18 mai 2014

Passer de la présence au souffle

Qu'est-ce qui finit?
Qu'est-ce qui commence?
Notre expérience de croyants rejoint celle des disciples après la Passion: Jésus n'est plus physiquement présent. L'évangile de Jean nous montre comment Jésus a voulu préparer les siens à cette nouvelle situation, la nôtre.


Qu'est-ce qui finit?
Qu'est-ce qui commence?
Prédication prononcée
le 18 mai 2014



Lectures : Jean 14,12-20




Chers Amis,

Nous sommes toujours dans ce passage de l'évangile de Jean qui avait commencé par « que votre cœur ne se trouble pas », puisque c'est un texte où il s’agit de ce qui va se passer, où il s'agit de séparation mais aussi d'espoir, où il s'agit de voir le Père, de reconnaître Dieu comme un Père, au travers de ce que le Fils est venu accomplir…

Un passage où tout est au futur, à la fois les événements qui doivent arriver et les promesses qui sont liées à ces événements.

« Je vais au Père » : c'est l'annonce d'une séparation, mais c'est aussi bien autre chose. C'est une fin, mais c'est surtout un commencement !

Alors, qu'est-ce qui finit ? Et qu'est-ce qui commence ?

Ce qui complique un peu la réponse, mais la rend aussi beaucoup plus riche, c'est que l'évangéliste Jean a écrit ce passage à la fois pour raconter l'histoire de Jésus avec ses disciples et pour nous parler à nous, les croyants d'après ces événements.

Autrement dit, il s'agit à la fois de la croix qui va séparer Jésus de ses disciples, et de notre expérience de croyants qui sommes aussi aujourd’hui physiquement séparés de Jésus, qui ne pouvons pas le voir ou le toucher.

Si pour les disciples, la réponse est en premier lieu la rencontre avec le Ressuscité, pour nous la réponse doit être d'un autre ordre !

Seulement, Jean l'évangéliste veut nous montrer que si historiquement ces réponses sont différentes, dans le fond, ce sont les mêmes !

Les disciplines viennent avant nous. Ils ont vécu les choses de l'intérieur. Mais leur foi est la même que la nôtre. Il n'est ni plus facile ni plus difficile de croire pour nous que pour eux.

Je crois que c'est justement pour éviter de donner l'impression que les disciples ont eu un privilège particulier, que genre ne reprend pas l'idée de Luc, qu'il y aurait un temps particulier, entre la résurrection de Jésus et son départ.

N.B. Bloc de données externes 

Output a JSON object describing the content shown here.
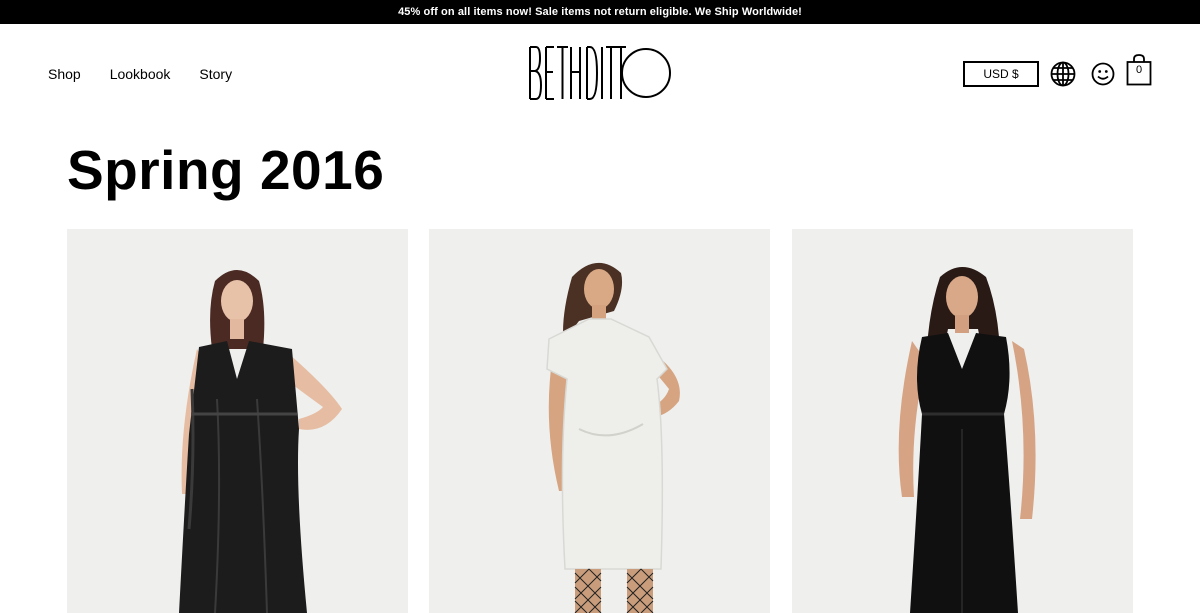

Pour Jean, la croix et la résurrection contiennent l'Ascension et Pentecôte !

Ce qui finit, c'est le temps de la présence immédiate de Jésus, le temps où il était lui-même pour ses disciples ce Défenseur, ce Paracletos, cet avocat, qui parlait et agissait pour eux.

Ce qui commence, c'est le temps de parler et d'agir en son nom, et de faire des œuvres même plus grandes que celles qu'il a faites.

Pourquoi plus grandes ?

Parce que Jésus s'en est tenu à un tout petit territoire, alors qu'aujourd'hui, nous qui croyons en lui, nous sommes partout ! Certes pas toujours très forts, mais nous sommes là !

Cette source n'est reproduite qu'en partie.